À Shihezi, dans le Xinjiang chinois, deux hommes, identifiés par les autorités sous les noms de Li et Cheng, ont été arrêtés après une série de vols qui aurait duré près d’un mois. Leur cible : les barrettes de RAM installées dans des PC gaming d’hôtels e-sport, d’après la presse locale. Les médias chinois expliquent qu’ils sont soupçonnés d’avoir prélevé 16 barrettes de mémoire sur des machines haut de gamme réparties dans quatre établissements, pour un butin évalué à 13 200 yuans, soit un peu moins de 2 000 dollars.
Ce que le duo aurait exploité, toujours selon ces sources, tient à la nature même de ce type d’hébergement : on y trouve du matériel informatique cher, facile à démonter, laissé dans des chambres privées où personne ne surveille en continu.
Leur méthode, elle, tenait en peu de choses. Ils réservaient une chambre, s’installaient devant le PC mis à disposition, ouvraient le boîtier, retiraient les modules de mémoire vive, puis quittaient les lieux. Les barrettes dérobées étaient ensuite revendues sur des plateformes de vente en ligne et dans des magasins informatiques du coin, si l’on en croit les informations relayées sur place.
Pour les hôtels visés, le préjudice ne s’arrête pas au coût des composants. Un PC sans RAM ne sert plus à rien. En pratique, la machine devient inutilisable, ce qui peut bloquer toute une chambre et dégrader aussitôt l’expérience du client.
L’affaire a commencé à prendre forme quand des employés, pendant des opérations de maintenance, ont remarqué que plusieurs ordinateurs ne démarraient plus. La suite de l’enquête s’est jouée avec les images de vidéosurveillance et les registres clients. C’est ce recoupement qui aurait permis de remonter jusqu’aux suspects, d’après les médias locaux.
Cette affaire dit aussi quelque chose d’un point faible bien réel dans les hôtels e-sport. Pour attirer les joueurs, ces établissements misent sur des configurations qui donnent envie : beaucoup de RAM, de bonnes cartes graphiques, des processeurs premium.

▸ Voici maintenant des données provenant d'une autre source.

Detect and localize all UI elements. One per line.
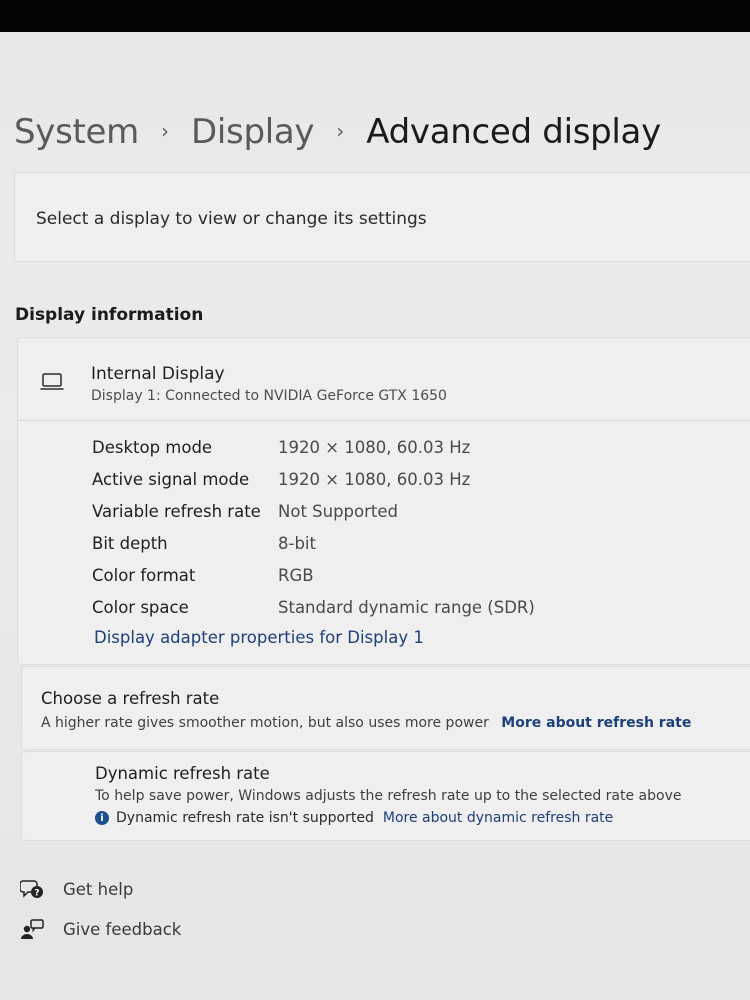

Et c’est justement le problème. Ces pièces cochent deux cases qui intéressent forcément les voleurs : elles valent cher, et on peut les retirer assez vite. Le marché, au passage, n’aide pas.

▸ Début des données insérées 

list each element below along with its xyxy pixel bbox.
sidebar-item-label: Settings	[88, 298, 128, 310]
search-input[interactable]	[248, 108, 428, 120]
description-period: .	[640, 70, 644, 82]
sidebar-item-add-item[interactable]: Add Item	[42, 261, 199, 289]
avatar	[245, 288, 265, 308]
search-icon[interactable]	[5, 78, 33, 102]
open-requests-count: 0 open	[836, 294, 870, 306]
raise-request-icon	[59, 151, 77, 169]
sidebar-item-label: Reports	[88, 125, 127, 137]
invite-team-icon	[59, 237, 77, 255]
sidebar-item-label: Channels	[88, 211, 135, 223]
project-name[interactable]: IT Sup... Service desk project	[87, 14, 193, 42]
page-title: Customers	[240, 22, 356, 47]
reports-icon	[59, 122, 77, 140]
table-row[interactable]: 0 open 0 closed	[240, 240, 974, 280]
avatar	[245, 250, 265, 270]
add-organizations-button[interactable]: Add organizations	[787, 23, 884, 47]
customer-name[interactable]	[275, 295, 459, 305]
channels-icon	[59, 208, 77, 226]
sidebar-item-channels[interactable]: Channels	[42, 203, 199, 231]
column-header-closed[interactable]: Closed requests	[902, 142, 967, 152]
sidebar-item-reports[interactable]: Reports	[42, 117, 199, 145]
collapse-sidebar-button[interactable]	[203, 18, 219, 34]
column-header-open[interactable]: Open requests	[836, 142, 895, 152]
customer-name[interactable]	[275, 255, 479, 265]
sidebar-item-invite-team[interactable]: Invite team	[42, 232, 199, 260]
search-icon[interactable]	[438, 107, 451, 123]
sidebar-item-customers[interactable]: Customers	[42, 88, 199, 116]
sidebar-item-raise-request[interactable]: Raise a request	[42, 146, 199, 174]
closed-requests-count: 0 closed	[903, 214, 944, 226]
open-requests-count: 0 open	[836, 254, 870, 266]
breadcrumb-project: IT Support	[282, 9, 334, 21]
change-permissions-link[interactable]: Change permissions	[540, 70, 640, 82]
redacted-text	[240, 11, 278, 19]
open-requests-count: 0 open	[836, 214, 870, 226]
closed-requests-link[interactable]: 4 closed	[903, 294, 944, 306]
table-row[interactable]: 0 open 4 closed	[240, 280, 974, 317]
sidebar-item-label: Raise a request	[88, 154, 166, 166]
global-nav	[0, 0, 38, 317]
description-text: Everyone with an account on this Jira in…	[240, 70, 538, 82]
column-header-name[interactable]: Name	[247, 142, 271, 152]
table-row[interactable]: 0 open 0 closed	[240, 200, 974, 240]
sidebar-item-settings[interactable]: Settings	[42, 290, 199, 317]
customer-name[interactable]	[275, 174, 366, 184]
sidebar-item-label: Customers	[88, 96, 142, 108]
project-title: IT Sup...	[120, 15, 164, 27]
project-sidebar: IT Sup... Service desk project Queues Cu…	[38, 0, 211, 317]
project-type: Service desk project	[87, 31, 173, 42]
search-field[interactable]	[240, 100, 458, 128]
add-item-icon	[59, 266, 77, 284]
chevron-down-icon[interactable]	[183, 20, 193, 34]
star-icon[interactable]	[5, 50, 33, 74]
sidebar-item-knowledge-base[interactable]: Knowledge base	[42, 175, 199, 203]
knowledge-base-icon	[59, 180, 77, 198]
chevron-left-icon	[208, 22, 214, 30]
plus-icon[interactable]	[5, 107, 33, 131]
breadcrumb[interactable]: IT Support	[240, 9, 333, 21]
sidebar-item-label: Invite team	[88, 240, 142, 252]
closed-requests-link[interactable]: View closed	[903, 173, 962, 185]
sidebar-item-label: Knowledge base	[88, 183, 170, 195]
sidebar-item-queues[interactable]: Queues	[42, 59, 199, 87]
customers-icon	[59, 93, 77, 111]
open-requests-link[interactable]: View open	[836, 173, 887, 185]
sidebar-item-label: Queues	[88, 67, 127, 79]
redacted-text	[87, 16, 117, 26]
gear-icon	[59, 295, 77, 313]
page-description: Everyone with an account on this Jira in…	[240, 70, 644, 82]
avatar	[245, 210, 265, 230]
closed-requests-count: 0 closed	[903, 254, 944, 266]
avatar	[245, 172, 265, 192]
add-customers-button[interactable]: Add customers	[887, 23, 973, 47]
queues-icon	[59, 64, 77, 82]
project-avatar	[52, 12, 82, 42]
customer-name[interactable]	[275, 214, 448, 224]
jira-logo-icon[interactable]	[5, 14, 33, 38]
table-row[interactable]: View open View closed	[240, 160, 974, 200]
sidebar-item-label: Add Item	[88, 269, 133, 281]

Les hôtels e-sport prennent de plus en plus de place dans l’hôtellerie, surtout en Asie-Pacifique. À mesure que ce modèle s’étend, le nombre de machines exposées grimpe lui aussi. Le risque de vols ciblés suit la même courbe.
Le cas de Shihezi n’a rien d’un accident isolé. Ces dernières années, d’autres vols de composants ont été signalés en Asie, avec des CPU, des GPU et de la mémoire DDR5 qui disparaissaient de configurations gaming.
La demande reste forte sur certaines pièces, qu’elles soient neuves ou d’occasion, et ce marché parallèle en profite clairement. Pour réduire les risques, plusieurs pistes reviennent souvent : installer des scellés anti-effraction, utiliser du mobilier ou des caissons qui bloquent l’accès aux composants, mettre en place des alertes automatiques en cas de changement matériel, ajouter des serrures intelligentes, et mieux former le personnel à repérer les anomalies.
Au fond, c’est un vrai sujet d’exploitation. Dans un secteur où le matériel fait partie du produit vendu au client, sécuriser les PC compte autant, commercialement, qu’une bonne connexion ou qu’une chambre confortable.